Is there a way I can write a generic load function (taking
advantage of #1 if available, or not if not).

As long as the columns in the text source appear in the same order as
the columns in the database definition you should be fine. I think this
ordering is guaranteed by the database, otherwise you couldn’t
meaningfully do “INSERT INTO foo VALUES (x,y,z)” (without naming the
columns) or “SELECT * FROM foo”

What is the “better” way (than ][1…-2]) to strip a string of a
starting/ending ~

Do it all in one go. A couple of options:

records = line.split(/^/).map { |rec| rec[1…-2] }
records = line.scan(/~([^~^]*)~/)

but they won’t work unless all your fields are ~ delimited. So this
might work better for you:

records = line.split(/^/).map { |rec| rec.sub(/~(.*)~) { $1 } }

Should I just use an AR generated primary key, rather than the data
sets ASCII primary key? (many of the tables in the datasets have
composite keys, in which I will not implement, so I am curious if I
just create all of the primary keys through AR insted).

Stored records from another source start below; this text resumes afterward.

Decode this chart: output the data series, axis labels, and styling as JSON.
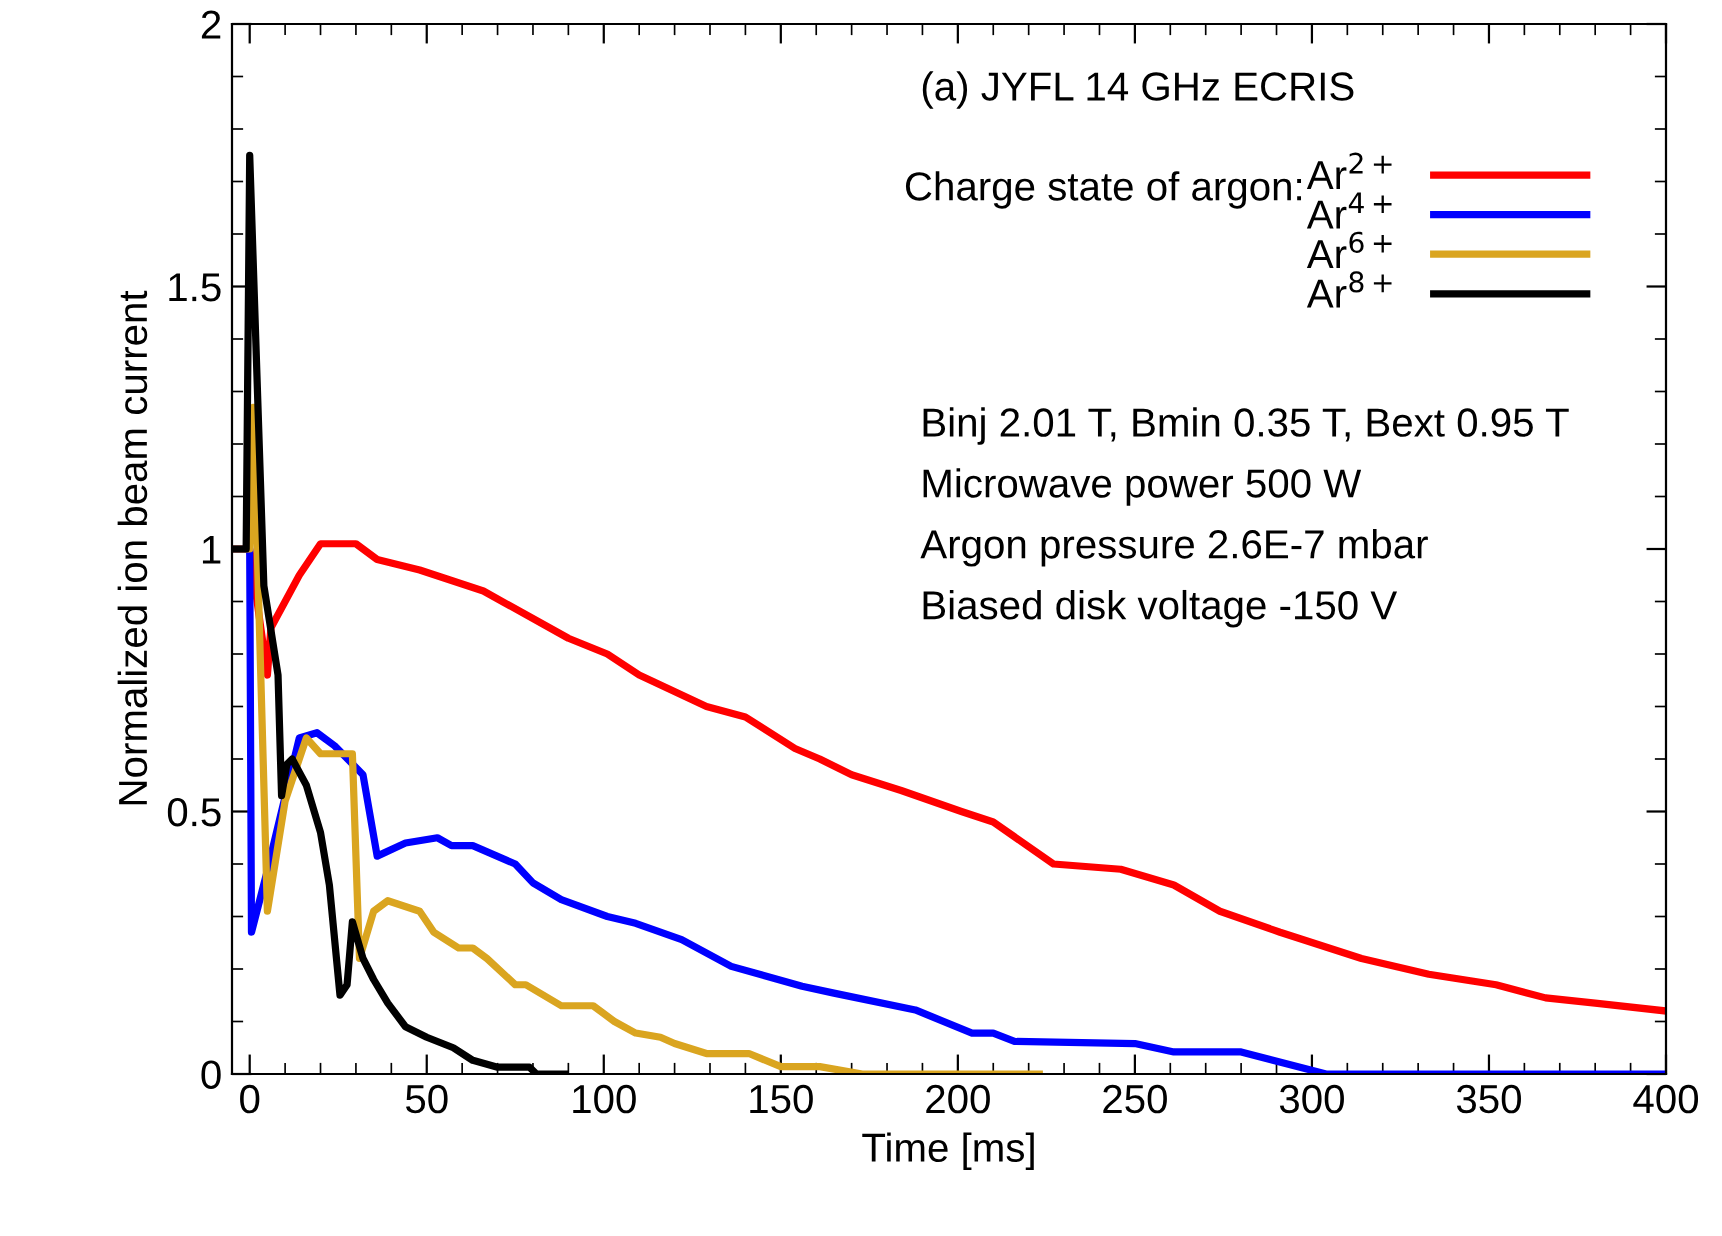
{
  "chart_data": {
    "type": "line",
    "xlabel": "Time [ms]",
    "ylabel": "Normalized ion beam current",
    "legend_title": "Charge state of argon:",
    "xlim": [
      -5,
      400
    ],
    "xticks": [
      0,
      50,
      100,
      150,
      200,
      250,
      300,
      350,
      400
    ],
    "ylim": [
      0,
      2
    ],
    "yticks": [
      0,
      0.5,
      1,
      1.5,
      2
    ],
    "grid": false,
    "legend": "top right",
    "marker": "none",
    "line_style": "solid",
    "annotations": [
      "(a) JYFL 14 GHz ECRIS",
      "Binj 2.01 T, Bmin 0.35 T, Bext 0.95 T",
      "Microwave power 500 W",
      "Argon pressure 2.6E-7 mbar",
      "Biased disk voltage -150 V"
    ],
    "series": [
      {
        "name": "Ar$^{2+}$",
        "color": "#ff0000",
        "x": [
          -5,
          0,
          5,
          6,
          14,
          20,
          30,
          36,
          48,
          66,
          90,
          101,
          110,
          129,
          140,
          154,
          161,
          170,
          184,
          201,
          210,
          227,
          246,
          261,
          274,
          291,
          314,
          333,
          352,
          366,
          380,
          400
        ],
        "values": [
          1.0,
          1.0,
          0.76,
          0.85,
          0.95,
          1.01,
          1.01,
          0.98,
          0.96,
          0.92,
          0.83,
          0.8,
          0.76,
          0.7,
          0.68,
          0.62,
          0.6,
          0.57,
          0.54,
          0.5,
          0.48,
          0.4,
          0.39,
          0.36,
          0.31,
          0.27,
          0.22,
          0.19,
          0.17,
          0.145,
          0.135,
          0.12
        ]
      },
      {
        "name": "Ar$^{4+}$",
        "color": "#0000ff",
        "x": [
          -5,
          0,
          0.5,
          4.7,
          14,
          19,
          24,
          32,
          36,
          44,
          53,
          57,
          63,
          75,
          80,
          88,
          101,
          109,
          122,
          136,
          156,
          165,
          188,
          204,
          210,
          216,
          250,
          261,
          280,
          304,
          400
        ],
        "values": [
          1.0,
          1.0,
          0.27,
          0.38,
          0.64,
          0.65,
          0.625,
          0.57,
          0.415,
          0.44,
          0.45,
          0.435,
          0.435,
          0.4,
          0.364,
          0.332,
          0.3,
          0.287,
          0.256,
          0.205,
          0.167,
          0.154,
          0.122,
          0.078,
          0.078,
          0.062,
          0.058,
          0.042,
          0.042,
          0.0,
          0.0
        ]
      },
      {
        "name": "Ar$^{6+}$",
        "color": "#daa520",
        "x": [
          -5,
          0,
          1,
          5,
          10,
          16,
          20,
          29,
          31,
          35,
          39,
          48,
          52,
          59,
          63,
          67,
          75,
          78,
          88,
          97,
          103,
          109,
          116,
          120,
          129,
          141,
          150,
          161,
          173,
          223
        ],
        "values": [
          1.0,
          1.0,
          1.27,
          0.31,
          0.52,
          0.64,
          0.61,
          0.61,
          0.22,
          0.31,
          0.33,
          0.31,
          0.27,
          0.24,
          0.24,
          0.22,
          0.17,
          0.17,
          0.13,
          0.13,
          0.1,
          0.078,
          0.07,
          0.058,
          0.039,
          0.039,
          0.014,
          0.014,
          0.0,
          0.0
        ]
      },
      {
        "name": "Ar$^{8+}$",
        "color": "#000000",
        "x": [
          -5,
          -1,
          0,
          4,
          8,
          9,
          10.5,
          12,
          16,
          20,
          22.5,
          25.5,
          27.5,
          29,
          32,
          35,
          39,
          44,
          50,
          57.5,
          63,
          70,
          79,
          81,
          89
        ],
        "values": [
          1.0,
          1.0,
          1.75,
          0.93,
          0.76,
          0.53,
          0.59,
          0.6,
          0.55,
          0.46,
          0.36,
          0.15,
          0.17,
          0.29,
          0.22,
          0.18,
          0.135,
          0.09,
          0.07,
          0.05,
          0.026,
          0.013,
          0.013,
          0.0,
          0.0
        ]
      }
    ]
  }
}
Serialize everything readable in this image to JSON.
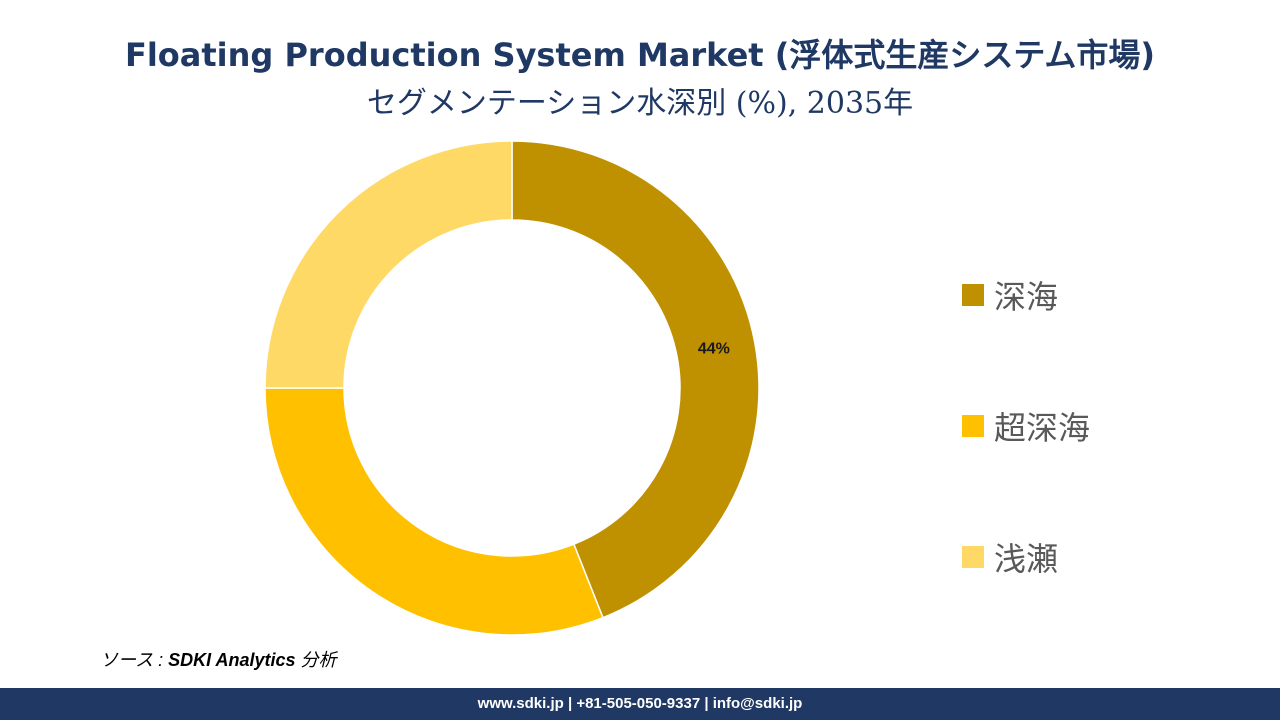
{
  "title_line1": "Floating Production System Market (浮体式生産システム市場)",
  "title_line2": "セグメンテーション水深別 (%), 2035年",
  "chart_data": {
    "type": "pie",
    "donut": true,
    "categories": [
      "深海",
      "超深海",
      "浅瀬"
    ],
    "values": [
      44,
      31,
      25
    ],
    "data_labels": [
      "44%",
      "",
      ""
    ],
    "colors": [
      "#bf9000",
      "#ffc000",
      "#ffd966"
    ],
    "legend_position": "right"
  },
  "source": {
    "prefix": "ソース : ",
    "name": "SDKI Analytics",
    "suffix": " 分析"
  },
  "footer": {
    "text": "www.sdki.jp | +81-505-050-9337 | info@sdki.jp"
  },
  "colors": {
    "title": "#1f3864",
    "footer_bg": "#1f3864"
  }
}
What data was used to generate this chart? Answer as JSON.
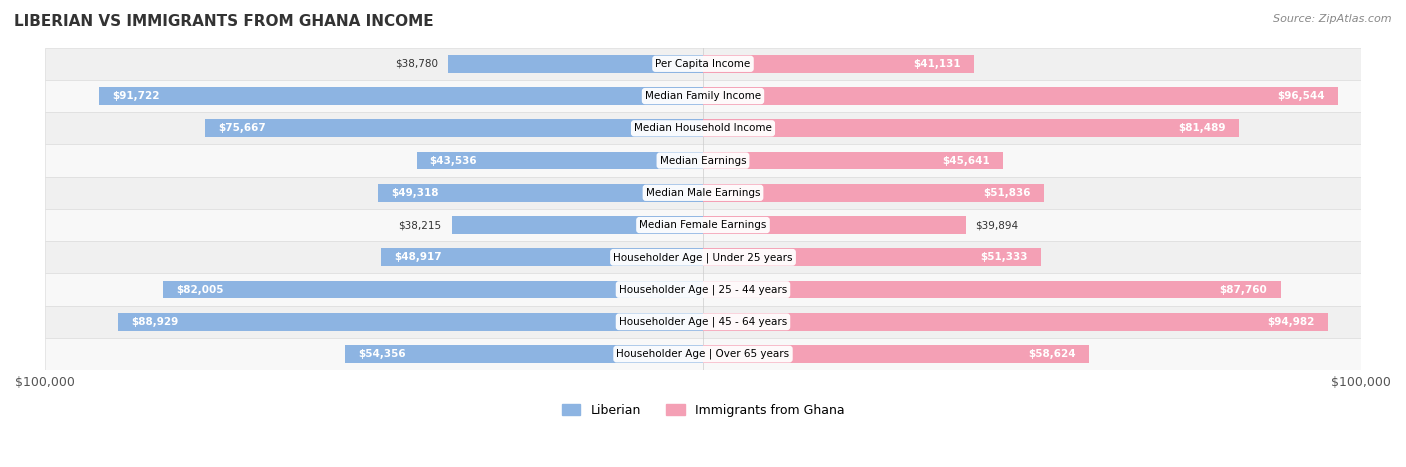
{
  "title": "LIBERIAN VS IMMIGRANTS FROM GHANA INCOME",
  "source": "Source: ZipAtlas.com",
  "categories": [
    "Per Capita Income",
    "Median Family Income",
    "Median Household Income",
    "Median Earnings",
    "Median Male Earnings",
    "Median Female Earnings",
    "Householder Age | Under 25 years",
    "Householder Age | 25 - 44 years",
    "Householder Age | 45 - 64 years",
    "Householder Age | Over 65 years"
  ],
  "liberian_values": [
    38780,
    91722,
    75667,
    43536,
    49318,
    38215,
    48917,
    82005,
    88929,
    54356
  ],
  "ghana_values": [
    41131,
    96544,
    81489,
    45641,
    51836,
    39894,
    51333,
    87760,
    94982,
    58624
  ],
  "liberian_labels": [
    "$38,780",
    "$91,722",
    "$75,667",
    "$43,536",
    "$49,318",
    "$38,215",
    "$48,917",
    "$82,005",
    "$88,929",
    "$54,356"
  ],
  "ghana_labels": [
    "$41,131",
    "$96,544",
    "$81,489",
    "$45,641",
    "$51,836",
    "$39,894",
    "$51,333",
    "$87,760",
    "$94,982",
    "$58,624"
  ],
  "liberian_color": "#8db4e2",
  "ghana_color": "#f4a0b5",
  "liberian_color_dark": "#6699cc",
  "ghana_color_dark": "#e87099",
  "max_value": 100000,
  "bg_color": "#f5f5f5",
  "row_bg_light": "#f9f9f9",
  "row_bg_dark": "#eeeeee",
  "liberian_legend": "Liberian",
  "ghana_legend": "Immigrants from Ghana"
}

ActiveRecord has some hard-coded assumptions about primary keys. If you
override its assumption that the key is called “id” then it won’t
generate keys automatically for new records. If you have non-integer
primary key then it may or may not work. It certainly doesn’t handle
composite primary keys; I saw a plugin which claimed to do this some
time ago, but I don’t know if it’s been kept up to date.

So my advice with AR is: if you are working with an existing
database/schema that you don’t control then try using non-standard
primary keys, but if you control the schema yourself, follow AR’s
assumption of an integer primary key.